Klik di sini untuk mendaftar buletin gaya hidup kami

“Sejak itu, penelitian ekstensif telah menunjukkan keamanan MSG, dan sensitivitas terhadap bahan ini belum pernah ditiru secara konsisten dalam uji coba double-blind dan terkontrol plasebo,” katanya.

Fox News Digital menghubungi New England Journal of Medicine untuk memberikan komentar tentang “Sindrom Restoran Cina” dan MSG.

Setelah laporan tentang “Sindrom Restoran Cina” dipublikasikan di jurnal medis, restoran Cina mulai mengiklankan bahwa makanan mereka bebas MSG. (Koleksi Smith/Gado/Getty Images)

Linda Van Horn, RDN, Ph.D., RDN, profesor kedokteran di Fakultas Kedokteran Universitas Northwestern Feinberg, mengatakan perubahan perspektif tentang MSG mengubah “dunia penelitian nutrisi dan bagaimana pola makan kita memengaruhi kesehatan kita.” dunia kita mencoba mencari tahu apa yang harus diberikan.” (Lihat video di bagian atas artikel ini.)

Seorang wanita menciptakan lusinan resep makaroni dan keju untuk mencari resep yang menggelitik.

“Selama 20 tahun terakhir, kemajuan besar telah dicapai dalam memahami dengan lebih jelas hubungan antara bahan tambahan makanan dan dampaknya, tidak hanya bagaimana perasaan kita, tetapi juga data yang lebih obyektif tentang mikrobioma kita,” katanya kepada FOX News Digital.
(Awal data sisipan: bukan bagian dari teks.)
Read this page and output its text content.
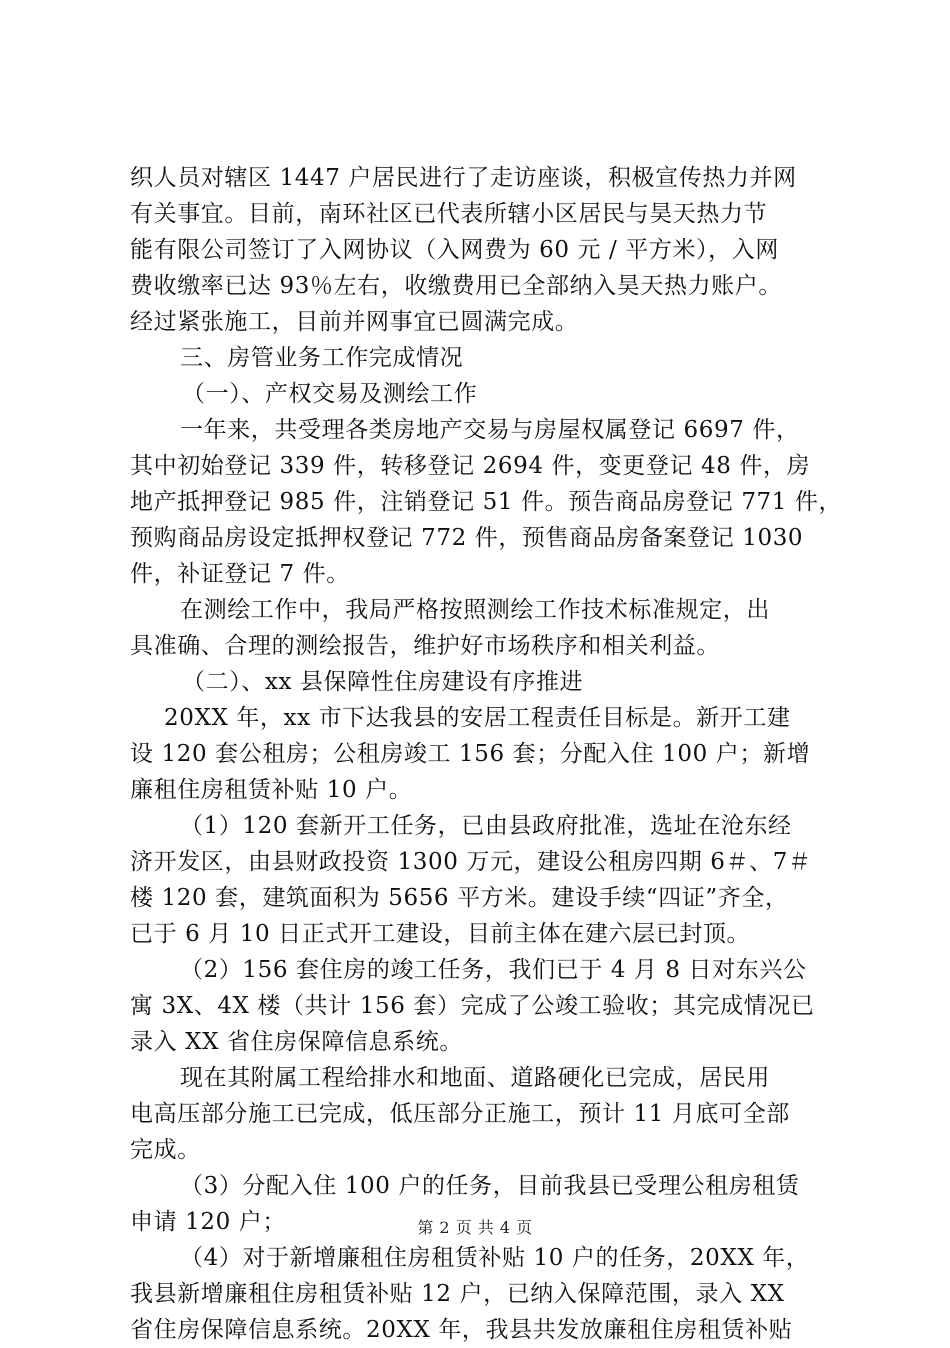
织人员对辖区 1447 户居民进行了走访座谈，积极宣传热力并网
有关事宜。目前，南环社区已代表所辖小区居民与昊天热力节
能有限公司签订了入网协议（入网费为 60 元 / 平方米），入网
费收缴率已达 93％左右，收缴费用已全部纳入昊天热力账户。
经过紧张施工，目前并网事宜已圆满完成。
三、房管业务工作完成情况
（一）、产权交易及测绘工作
一年来，共受理各类房地产交易与房屋权属登记 6697 件，
其中初始登记 339 件，转移登记 2694 件，变更登记 48 件，房
地产抵押登记 985 件，注销登记 51 件。预告商品房登记 771 件，
预购商品房设定抵押权登记 772 件，预售商品房备案登记 1030
件，补证登记 7 件。
在测绘工作中，我局严格按照测绘工作技术标准规定，出
具准确、合理的测绘报告，维护好市场秩序和相关利益。
（二）、xx 县保障性住房建设有序推进
20XX 年，xx 市下达我县的安居工程责任目标是。新开工建
设 120 套公租房；公租房竣工 156 套；分配入住 100 户；新增
廉租住房租赁补贴 10 户。
（1）120 套新开工任务，已由县政府批准，选址在沧东经
济开发区，由县财政投资 1300 万元，建设公租房四期 6＃、7＃
楼 120 套，建筑面积为 5656 平方米。建设手续“四证”齐全，
已于 6 月 10 日正式开工建设，目前主体在建六层已封顶。
（2）156 套住房的竣工任务，我们已于 4 月 8 日对东兴公
寓 3X、4X 楼（共计 156 套）完成了公竣工验收；其完成情况已
录入 XX 省住房保障信息系统。
现在其附属工程给排水和地面、道路硬化已完成，居民用
电高压部分施工已完成，低压部分正施工，预计 11 月底可全部
完成。
（3）分配入住 100 户的任务，目前我县已受理公租房租赁
申请 120 户；
（4）对于新增廉租住房租赁补贴 10 户的任务，20XX 年，
我县新增廉租住房租赁补贴 12 户，已纳入保障范围，录入 XX
省住房保障信息系统。20XX 年，我县共发放廉租住房租赁补贴
第 2 页 共 4 页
Dalam wawancara Zoom.

“Dengan kata lain, (ada) informasi yang lebih obyektif yang memungkinkan kita untuk lebih memahami hubungan antara nutrisi makanan dan pengaruhnya terhadap kesehatan kita,” katanya.

Memperkenalkan Joyce Chen, koki imigran Amerika yang memperkenalkan masakan Tiongkok ke Amerika Serikat

Van Horn menunjukkan bahwa MSG secara signifikan lebih rendah natrium dibandingkan garam meja, dan mengatakan industri makanan “sangat tertarik” karena gerakan ini “mencari cara untuk mengurangi jumlah natrium dalam makanan kita dan meningkatkan rasa.” katanya.
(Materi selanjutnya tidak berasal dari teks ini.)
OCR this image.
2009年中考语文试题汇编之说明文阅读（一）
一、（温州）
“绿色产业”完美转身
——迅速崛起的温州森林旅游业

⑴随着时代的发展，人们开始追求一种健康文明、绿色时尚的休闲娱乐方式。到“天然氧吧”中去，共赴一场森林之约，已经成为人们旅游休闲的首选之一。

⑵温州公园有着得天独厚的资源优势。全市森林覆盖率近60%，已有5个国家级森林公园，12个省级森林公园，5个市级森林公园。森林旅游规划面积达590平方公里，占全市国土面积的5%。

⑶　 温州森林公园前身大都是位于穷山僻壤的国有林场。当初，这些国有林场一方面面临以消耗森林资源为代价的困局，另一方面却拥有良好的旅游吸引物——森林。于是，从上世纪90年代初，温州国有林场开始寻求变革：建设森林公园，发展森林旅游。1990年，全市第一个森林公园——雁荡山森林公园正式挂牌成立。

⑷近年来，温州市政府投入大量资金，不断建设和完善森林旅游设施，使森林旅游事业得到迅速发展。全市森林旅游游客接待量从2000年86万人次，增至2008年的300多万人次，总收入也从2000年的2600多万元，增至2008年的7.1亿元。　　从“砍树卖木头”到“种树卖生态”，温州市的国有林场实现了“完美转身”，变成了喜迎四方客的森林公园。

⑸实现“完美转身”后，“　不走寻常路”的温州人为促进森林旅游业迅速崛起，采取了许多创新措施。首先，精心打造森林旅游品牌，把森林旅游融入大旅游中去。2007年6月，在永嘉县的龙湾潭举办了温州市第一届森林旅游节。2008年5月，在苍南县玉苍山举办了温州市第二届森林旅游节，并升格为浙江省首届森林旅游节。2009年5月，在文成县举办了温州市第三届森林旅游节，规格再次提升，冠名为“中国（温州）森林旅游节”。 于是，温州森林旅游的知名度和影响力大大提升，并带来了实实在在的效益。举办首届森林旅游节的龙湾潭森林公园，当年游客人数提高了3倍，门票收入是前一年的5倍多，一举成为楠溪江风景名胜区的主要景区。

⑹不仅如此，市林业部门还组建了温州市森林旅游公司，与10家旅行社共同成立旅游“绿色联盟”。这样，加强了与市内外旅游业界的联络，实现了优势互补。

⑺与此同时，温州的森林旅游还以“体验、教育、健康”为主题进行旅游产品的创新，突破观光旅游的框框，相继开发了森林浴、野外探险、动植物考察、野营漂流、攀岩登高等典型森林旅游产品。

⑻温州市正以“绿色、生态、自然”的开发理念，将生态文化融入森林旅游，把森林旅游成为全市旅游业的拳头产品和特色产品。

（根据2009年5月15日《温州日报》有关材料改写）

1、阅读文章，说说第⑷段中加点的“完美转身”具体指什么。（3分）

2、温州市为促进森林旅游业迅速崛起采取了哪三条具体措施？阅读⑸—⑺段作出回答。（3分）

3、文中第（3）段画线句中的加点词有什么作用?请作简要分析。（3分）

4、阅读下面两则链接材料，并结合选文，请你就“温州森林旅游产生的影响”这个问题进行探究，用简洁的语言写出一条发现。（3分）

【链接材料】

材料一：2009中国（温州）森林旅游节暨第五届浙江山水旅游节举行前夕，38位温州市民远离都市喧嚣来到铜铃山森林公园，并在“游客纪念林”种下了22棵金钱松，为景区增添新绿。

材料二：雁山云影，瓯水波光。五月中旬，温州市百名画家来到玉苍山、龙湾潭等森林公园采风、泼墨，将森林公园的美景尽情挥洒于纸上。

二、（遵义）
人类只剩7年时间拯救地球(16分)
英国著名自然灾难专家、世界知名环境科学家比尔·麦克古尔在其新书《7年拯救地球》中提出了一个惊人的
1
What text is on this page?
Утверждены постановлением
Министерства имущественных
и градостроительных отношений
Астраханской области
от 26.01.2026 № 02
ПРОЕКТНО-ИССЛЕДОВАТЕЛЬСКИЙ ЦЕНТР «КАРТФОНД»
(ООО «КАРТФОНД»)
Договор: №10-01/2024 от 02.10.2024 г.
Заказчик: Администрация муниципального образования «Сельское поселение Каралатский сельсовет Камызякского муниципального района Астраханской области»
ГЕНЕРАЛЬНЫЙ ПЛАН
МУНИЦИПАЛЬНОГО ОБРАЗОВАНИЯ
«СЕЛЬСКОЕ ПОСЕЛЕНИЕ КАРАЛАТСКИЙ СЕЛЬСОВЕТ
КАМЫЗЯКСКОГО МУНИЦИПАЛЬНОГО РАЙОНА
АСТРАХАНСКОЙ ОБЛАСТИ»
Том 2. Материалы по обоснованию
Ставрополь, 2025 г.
Seorang ahli mengatakan MSG memiliki kandungan natrium yang lebih rendah dibandingkan garam meja biasa, sehingga dapat membantu orang yang ingin mengurangi asupan garam. (Behrouz Mehri/AFP melalui Getty Images)

“Kita mengonsumsi terlalu banyak natrium dalam makanan kita, yang dikaitkan dengan beban penyakit terbesar: tekanan darah tinggi,” katanya.
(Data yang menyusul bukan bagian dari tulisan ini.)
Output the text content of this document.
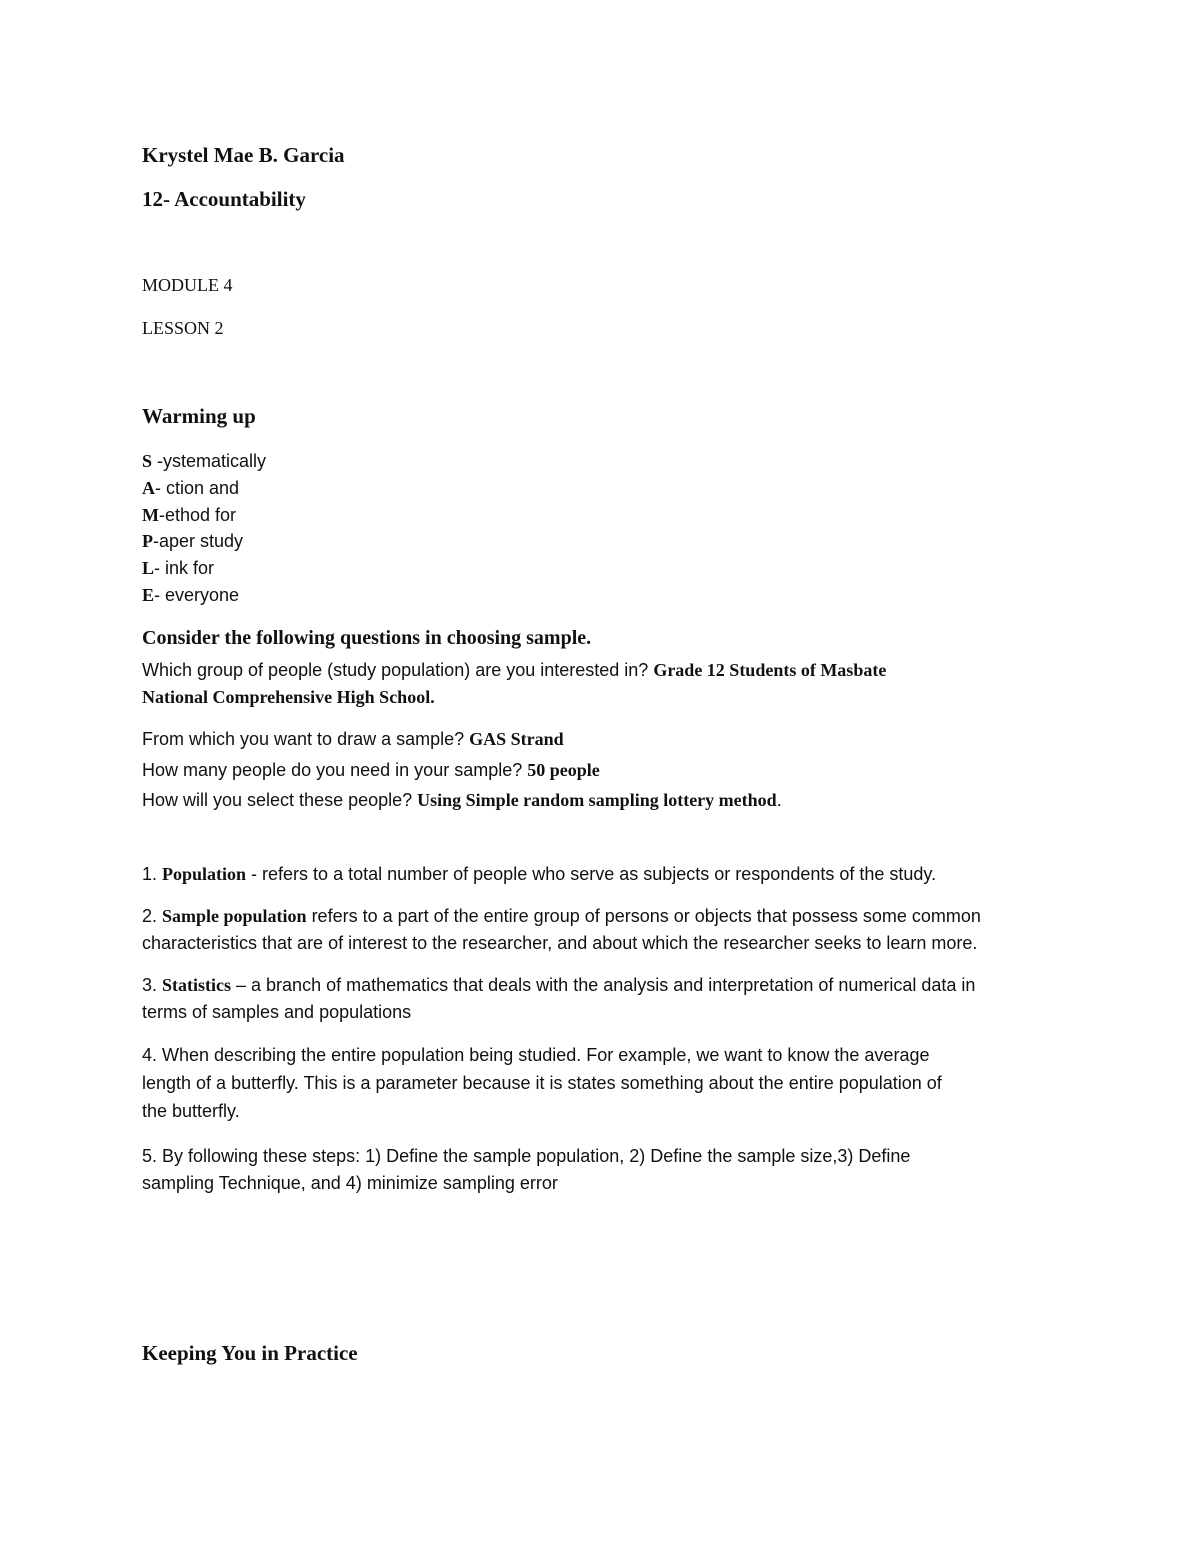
Krystel Mae B. Garcia
12- Accountability
MODULE 4
LESSON 2
Warming up
S -ystematically
A- ction and
M-ethod for
P-aper study
L- ink for
E- everyone
Consider the following questions in choosing sample.
Which group of people (study population) are you interested in? Grade 12 Students of Masbate
National Comprehensive High School.
From which you want to draw a sample? GAS Strand
How many people do you need in your sample? 50 people
How will you select these people? Using Simple random sampling lottery method.
1. Population - refers to a total number of people who serve as subjects or respondents of the study.
2. Sample population refers to a part of the entire group of persons or objects that possess some common
characteristics that are of interest to the researcher, and about which the researcher seeks to learn more.
3. Statistics – a branch of mathematics that deals with the analysis and interpretation of numerical data in
terms of samples and populations
4. When describing the entire population being studied. For example, we want to know the average
length of a butterfly. This is a parameter because it is states something about the entire population of
the butterfly.
5. By following these steps: 1) Define the sample population, 2) Define the sample size,3) Define
sampling Technique, and 4) minimize sampling error
Keeping You in Practice
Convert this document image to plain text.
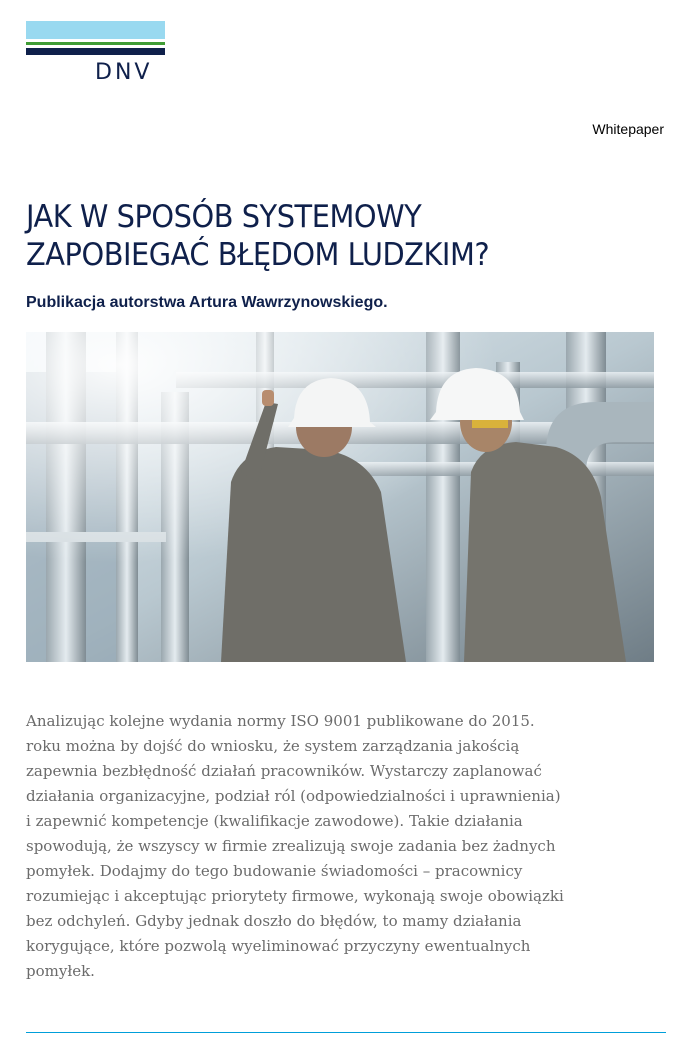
DNV
Whitepaper
JAK W SPOSÓB SYSTEMOWY
ZAPOBIEGAĆ BŁĘDOM LUDZKIM?

Publikacja autorstwa Artura Wawrzynowskiego.

Analizując kolejne wydania normy ISO 9001 publikowane do 2015.
roku można by dojść do wniosku, że system zarządzania jakością
zapewnia bezbłędność działań pracowników. Wystarczy zaplanować
działania organizacyjne, podział ról (odpowiedzialności i uprawnienia)
i zapewnić kompetencje (kwalifikacje zawodowe). Takie działania
spowodują, że wszyscy w firmie zrealizują swoje zadania bez żadnych
pomyłek. Dodajmy do tego budowanie świadomości – pracownicy
rozumiejąc i akceptując priorytety firmowe, wykonają swoje obowiązki
bez odchyleń. Gdyby jednak doszło do błędów, to mamy działania
korygujące, które pozwolą wyeliminować przyczyny ewentualnych
pomyłek.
Van Horn tidak memberikan izin kepada MSG, dengan mengatakan bahwa “saat ini masih belum jelas” apakah bahan tambahan tersebut aman untuk dikonsumsi manusia dalam jumlah yang tidak terbatas.

KLIK DI SINI UNTUK MENDAPATKAN APLIKASI FOX NEWS

“Ketika muncul pertanyaan, ‘Apakah ini sesuatu yang harus diatur, dikurangi, dan dicegah dalam pola makan kita secara keseluruhan, atau bukan sesuatu yang harus diatur, dikurangi, dan dicegah?’ mengatakan.

“Jadi, seperti biasa, saya harap Anda memahami bahwa ini adalah penelitian yang sedang berjalan.”

“Umumnya batasi asupan natrium Anda.”

Mengonsumsi MSG “mungkin tidak terlalu berbahaya,” katanya.

“Tetapi saya akan terus memantau asupan MSG saya,” katanya.

Untuk artikel gaya hidup lainnya, kunjungi www.foxnews.com/lifestyle.

“Intinya adalah menikmati makanan Asia,” kata Van Horn.

“Secara umum, batasi asupan natrium Anda dan berhati-hatilah dengan penggunaan MSG pribadi di luar beberapa bumbu dan rempah.”